Propostas como a adoção de um regime de capitalização, semelhante ao do sistema previdenciário do Chile, trariam em si um recado claro: que cada um cuide de sua vida, pois o governo não cuidará mais da vida de ninguém. Perspectiva terrível para a massa trabalhadora de um país marcado pela desigualdade, pobreza e por altos graus de informalidade e rotatividade de emprego. A alternativa razoável, afirma o economista do Cesit, está em propor mudanças que levem em conta o espírito do texto constitucional e as transformações no mundo do trabalho, financiadas a partir da mudança na estrutura tributária brasileira.

Gimenez conversou com o Democracia e Mundo do Trabalho em Debate – DMT em agosto, enquanto cumpria agenda em Porto Alegre (RS). Em sua leitura, o Brasil avança de forma acelerada em um processo regressivo, que coloca em risco não apenas a velhice de trabalhadores e trabalhadoras, mas a capacidade de desenvolvimento do país e seu mercado interno como um todo. É preciso, diz o professor da Unicamp, definir se a sociedade brasileira é capaz de suportar uma desorganização dessas proporções – discussão que estaria sendo interditada pelos mais recentes governos do país, em nome de uma agenda liberal que ele define como fundamentalista. “Estão enganando o povo brasileiro. Nada do que está sendo feito aponta para lugar algum, a não ser para a deterioração do quadro já bastante ruim em que nós vivemos”, defende. 

DMT – A chamada Reforma da Previdência está avançando no Congresso Nacional. Qual a sua leitura a respeito das consequências que uma eventual concretização da reforma trará ao Brasil?

Denis Maracci Gimenez – Na minha leitura, trata-se do rompimento do pacto firmado pela sociedade brasileira na Constituição de 1988. Naquele ambiente de redemocratização do país, a sociedade brasileira decidiu criar um sistema de seguridade social que fosse capaz de proteger o cidadão brasileiro de riscos característicos de uma sociedade urbana industrial. Ali consolidou, por exemplo, o programa de seguro desemprego (que foi criado um pouco antes, já no governo Sarney), consolidou a assistência social, a previdência social, políticas de saúde, benefícios de prestação continuada. Tudo isso procurando dar conta, em um espectro mais amplo, da construção de um sistema de proteção social no Brasil, que tinha sido bastante negligenciado pelo regime militar. Não que os militares não tenham feito nada em termos de política social, mas seguramente, pelas condições de crescimento da economia, de expansão material no país nas décadas de 1960 e 1970, as possibilidades eram muito maiores do que aquilo que foi feito. Então, esse ambiente da década de 1980 trouxe exatamente essa discussão sobre esse resgate da dívida social, a ponto de nós criarmos não apenas as políticas, mas uma estrutura da seguridade social, montada em cima de um orçamento próprio. Isso está lá dentro do Orçamento Geral da União, o orçamento da seguridade social.

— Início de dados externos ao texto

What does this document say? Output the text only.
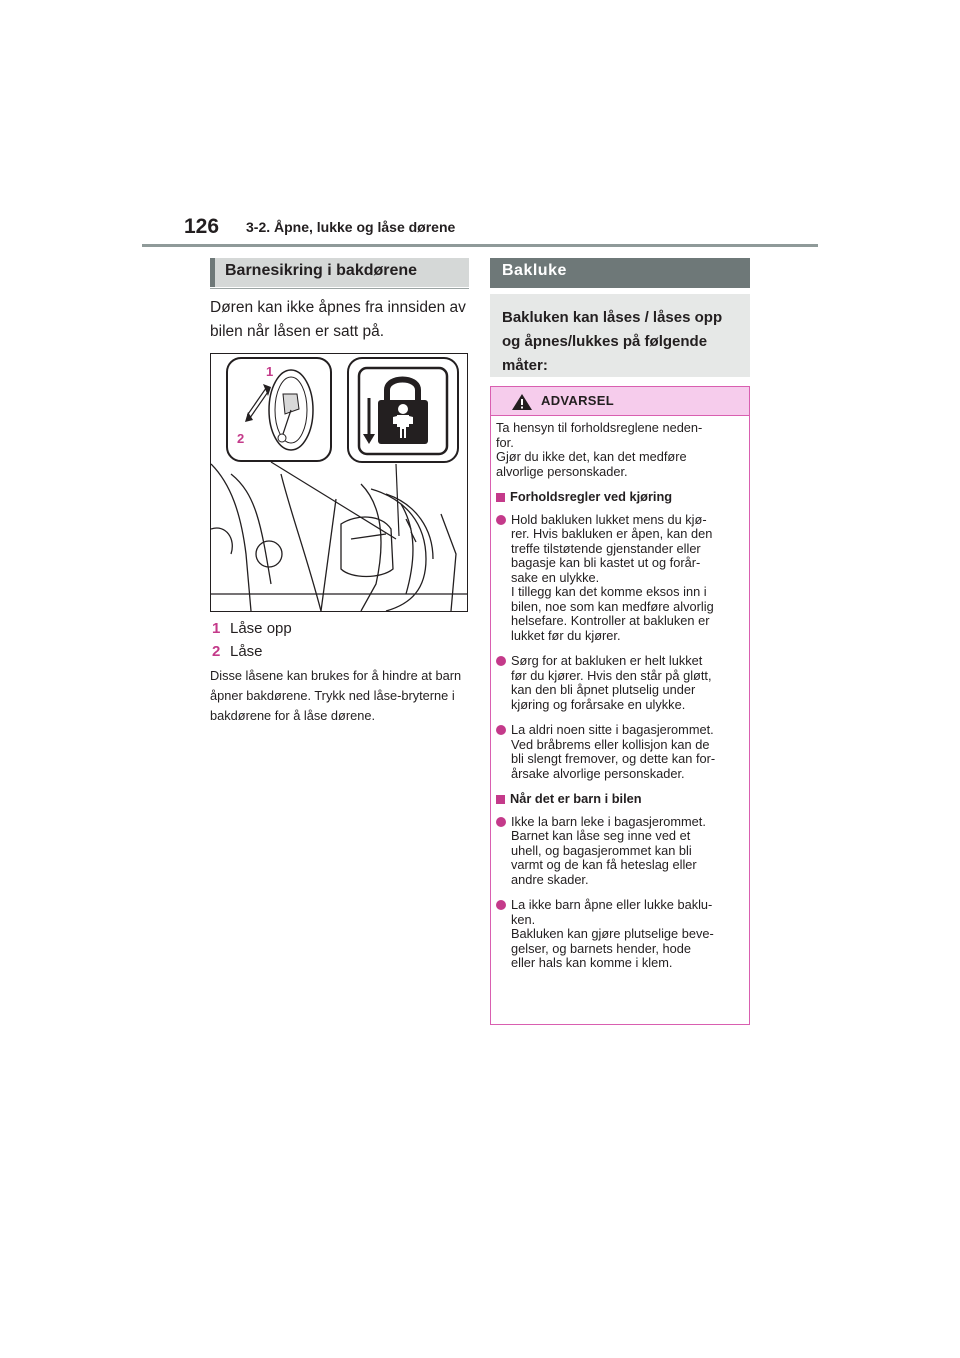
126 3-2. Åpne, lukke og låse dørene
Barnesikring i bakdørene
Døren kan ikke åpnes fra innsiden av bilen når låsen er satt på.
1
2
1 Låse opp
2 Låse
Disse låsene kan brukes for å hindre at barn åpner bakdørene. Trykk ned låse-bryterne i bakdørene for å låse dørene.
Bakluke
Bakluken kan låses / låses opp og åpnes/lukkes på følgende måter:
ADVARSEL

Ta hensyn til forholdsreglene neden-
for.
Gjør du ikke det, kan det medføre
alvorlige personskader.

Forholdsregler ved kjøring
Hold bakluken lukket mens du kjø-
rer. Hvis bakluken er åpen, kan den
treffe tilstøtende gjenstander eller
bagasje kan bli kastet ut og forår-
sake en ulykke.
I tillegg kan det komme eksos inn i
bilen, noe som kan medføre alvorlig
helsefare. Kontroller at bakluken er
lukket før du kjører.
Sørg for at bakluken er helt lukket
før du kjører. Hvis den står på gløtt,
kan den bli åpnet plutselig under
kjøring og forårsake en ulykke.
La aldri noen sitte i bagasjerommet.
Ved bråbrems eller kollisjon kan de
bli slengt fremover, og dette kan for-
årsake alvorlige personskader.
Når det er barn i bilen
Ikke la barn leke i bagasjerommet.
Barnet kan låse seg inne ved et
uhell, og bagasjerommet kan bli
varmt og de kan få heteslag eller
andre skader.
La ikke barn åpne eller lukke baklu-
ken.
Bakluken kan gjøre plutselige beve-
gelser, og barnets hender, hode
eller hals kan komme i klem.
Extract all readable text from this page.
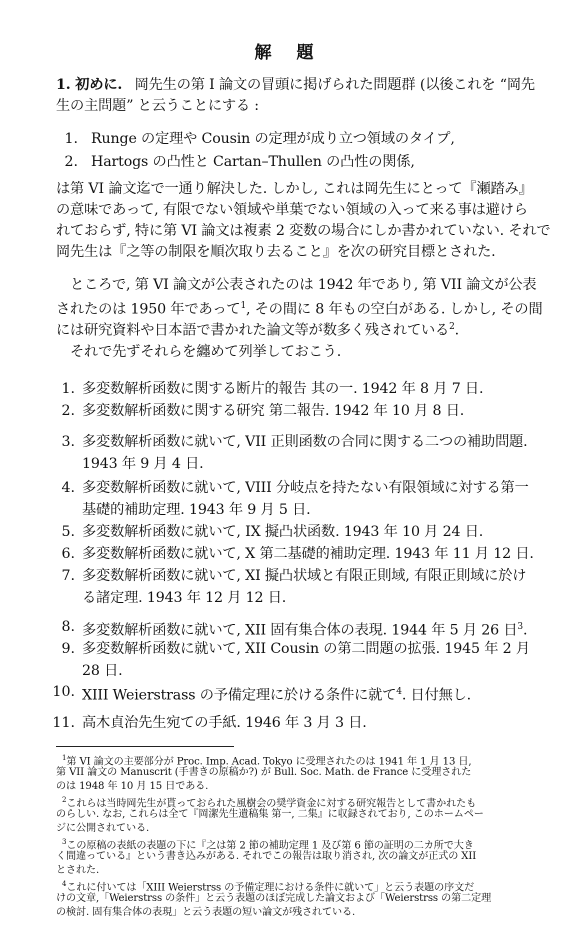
解　題
1. 初めに. 岡先生の第 I 論文の冒頭に掲げられた問題群 (以後これを “岡先
生の主問題” と云うことにする :
1. Runge の定理や Cousin の定理が成り立つ領域のタイプ,
2. Hartogs の凸性と Cartan–Thullen の凸性の関係,
は第 VI 論文迄で一通り解決した. しかし, これは岡先生にとって『瀬踏み』
の意味であって, 有限でない領域や単葉でない領域の入って来る事は避けら
れておらず, 特に第 VI 論文は複素 2 変数の場合にしか書かれていない. それで
岡先生は『之等の制限を順次取り去ること』を次の研究目標とされた.
ところで, 第 VI 論文が公表されたのは 1942 年であり, 第 VII 論文が公表
されたのは 1950 年であって$^1$, その間に 8 年もの空白がある. しかし, その間
には研究資料や日本語で書かれた論文等が数多く残されている$^2$.
それで先ずそれらを纏めて列挙しておこう.
1. 多変数解析函数に関する断片的報告 其の一. 1942 年 8 月 7 日.
2. 多変数解析函数に関する研究 第二報告. 1942 年 10 月 8 日.
3. 多変数解析函数に就いて, VII 正則函数の合同に関する二つの補助問題.
1943 年 9 月 4 日.
4. 多変数解析函数に就いて, VIII 分岐点を持たない有限領域に対する第一
基礎的補助定理. 1943 年 9 月 5 日.
5. 多変数解析函数に就いて, IX 擬凸状函数. 1943 年 10 月 24 日.
6. 多変数解析函数に就いて, X 第二基礎的補助定理. 1943 年 11 月 12 日.
7. 多変数解析函数に就いて, XI 擬凸状域と有限正則域, 有限正則域に於け
る諸定理. 1943 年 12 月 12 日.
8. 多変数解析函数に就いて, XII 固有集合体の表現. 1944 年 5 月 26 日$^3$.
9. 多変数解析函数に就いて, XII Cousin の第二問題の拡張. 1945 年 2 月
28 日.
10. XIII Weierstrass の予備定理に於ける条件に就て$^4$. 日付無し.
11. 高木貞治先生宛ての手紙. 1946 年 3 月 3 日.
$^1$第 VI 論文の主要部分が Proc. Imp. Acad. Tokyo に受理されたのは 1941 年 1 月 13 日,
第 VII 論文の Manuscrit (手書きの原稿か?) が Bull. Soc. Math. de France に受理された
のは 1948 年 10 月 15 日である.
$^2$これらは当時岡先生が貰っておられた風樹会の奨学資金に対する研究報告として書かれたも
のらしい. なお, これらは全て『岡潔先生遺稿集 第一, 二集』に収録されており, このホームペー
ジに公開されている.
$^3$この原稿の表紙の表題の下に『之は第 2 節の補助定理 1 及び第 6 節の証明の二カ所で大き
く間違っている』という書き込みがある. それでこの報告は取り消され, 次の論文が正式の XII
とされた.
$^4$これに付いては「XIII Weierstrss の予備定理における条件に就いて」と云う表題の序文だ
けの文章,「Weierstrss の条件」と云う表題のほぼ完成した論文および「Weierstrss の第二定理
の検討. 固有集合体の表現」と云う表題の短い論文が残されている.
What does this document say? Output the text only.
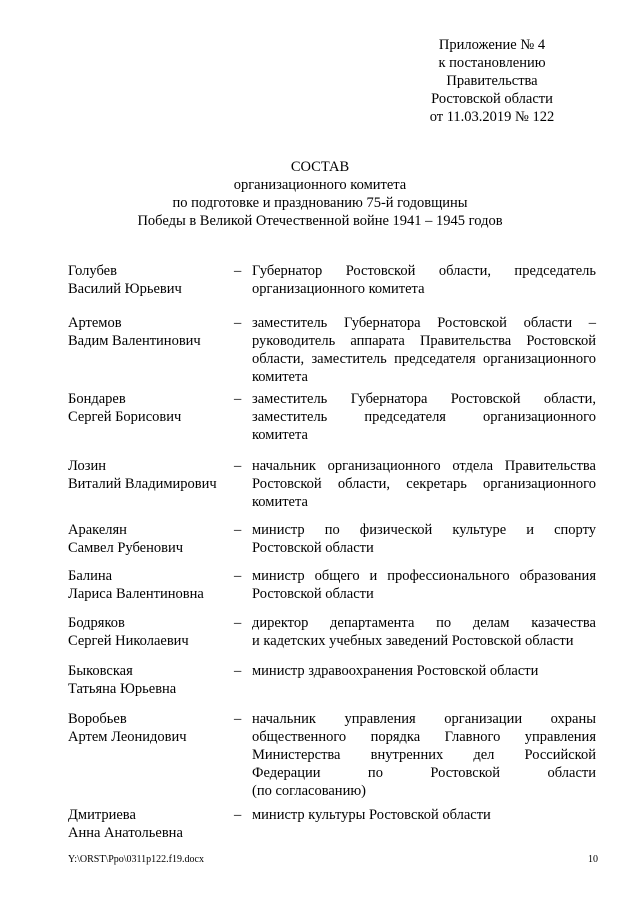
Приложение № 4
к постановлению
Правительства
Ростовской области
от 11.03.2019 № 122
СОСТАВ
организационного комитета
по подготовке и празднованию 75-й годовщины
Победы в Великой Отечественной войне 1941 – 1945 годов
Голубев
Василий Юрьевич
– Губернатор Ростовской области, председатель
организационного комитета
Артемов
Вадим Валентинович
– заместитель Губернатора Ростовской области –
руководитель аппарата Правительства Ростовской
области, заместитель председателя организационного
комитета
Бондарев
Сергей Борисович
– заместитель Губернатора Ростовской области,
заместитель председателя организационного
комитета
Лозин
Виталий Владимирович
– начальник организационного отдела Правительства
Ростовской области, секретарь организационного
комитета
Аракелян
Самвел Рубенович
– министр по физической культуре и спорту
Ростовской области
Балина
Лариса Валентиновна
– министр общего и профессионального образования
Ростовской области
Бодряков
Сергей Николаевич
– директор департамента по делам казачества
и кадетских учебных заведений Ростовской области
Быковская
Татьяна Юрьевна
– министр здравоохранения Ростовской области
Воробьев
Артем Леонидович
– начальник управления организации охраны
общественного порядка Главного управления
Министерства внутренних дел Российской
Федерации по Ростовской области
(по согласованию)
Дмитриева
Анна Анатольевна
– министр культуры Ростовской области
Y:\ORST\Ppo\0311p122.f19.docx	10
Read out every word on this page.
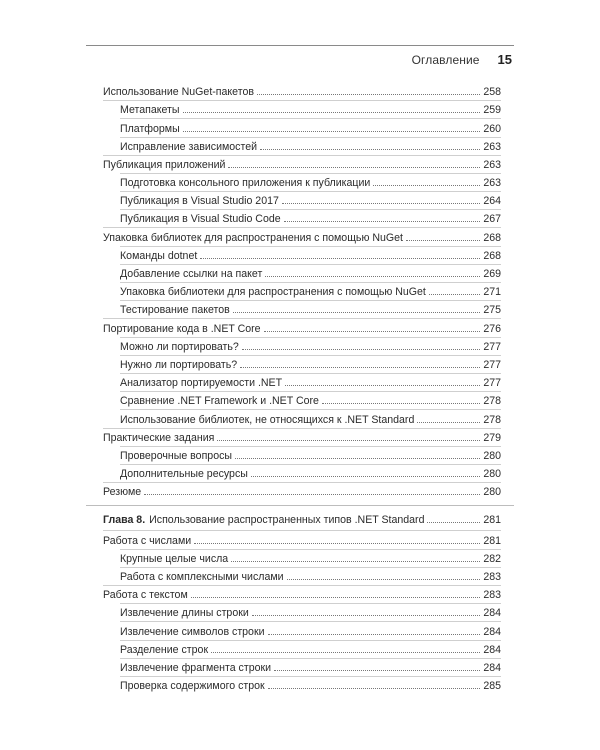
Оглавление 15
Использование NuGet-пакетов	258
Метапакеты	259
Платформы	260
Исправление зависимостей	263
Публикация приложений	263
Подготовка консольного приложения к публикации	263
Публикация в Visual Studio 2017	264
Публикация в Visual Studio Code	267
Упаковка библиотек для распространения с помощью NuGet	268
Команды dotnet	268
Добавление ссылки на пакет	269
Упаковка библиотеки для распространения с помощью NuGet	271
Тестирование пакетов	275
Портирование кода в .NET Core	276
Можно ли портировать?	277
Нужно ли портировать?	277
Анализатор портируемости .NET	277
Сравнение .NET Framework и .NET Core	278
Использование библиотек, не относящихся к .NET Standard	278
Практические задания	279
Проверочные вопросы	280
Дополнительные ресурсы	280
Резюме	280
Глава 8. Использование распространенных типов .NET Standard	281
Работа с числами	281
Крупные целые числа	282
Работа с комплексными числами	283
Работа с текстом	283
Извлечение длины строки	284
Извлечение символов строки	284
Разделение строк	284
Извлечение фрагмента строки	284
Проверка содержимого строк	285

As reformas agora propostas atacam, ou pelo menos transformam, os pilares e pressupostos fundamentais que eu acabei de mencionar. Princípios como a integralidade do atendimento e a irredutibilidade dos benefícios são alvos dessa ruptura. E uma pauta que eu acho decisiva, que chama a atenção realmente, é você romper com o regime de repartição e propor à sociedade brasileira uma transição a um modelo de capitalização. Algo que, a meu juízo, talvez expresse na essência o que está sendo proposto neste momento: que cada cidadão cuide de si mesmo. Ou seja, algo completamente ao contrário do espírito da Constituição de 1988, que é mesmo espírito que constituiu os Estados de bem-estar social da Europa: a ideia de cidadania, de que ninguém está sozinho, que você está integrado à sociedade e, portanto, todos os cidadãos são responsabilidade de todos os cidadãos. A capitalização, na verdade, expressa uma outra dimensão, de que cada um deve cuidar de sua vida. E isso, na minha opinião, é uma regressão histórica de grandes proporções. Nenhum outro país, neste momento, experimenta algo parecido.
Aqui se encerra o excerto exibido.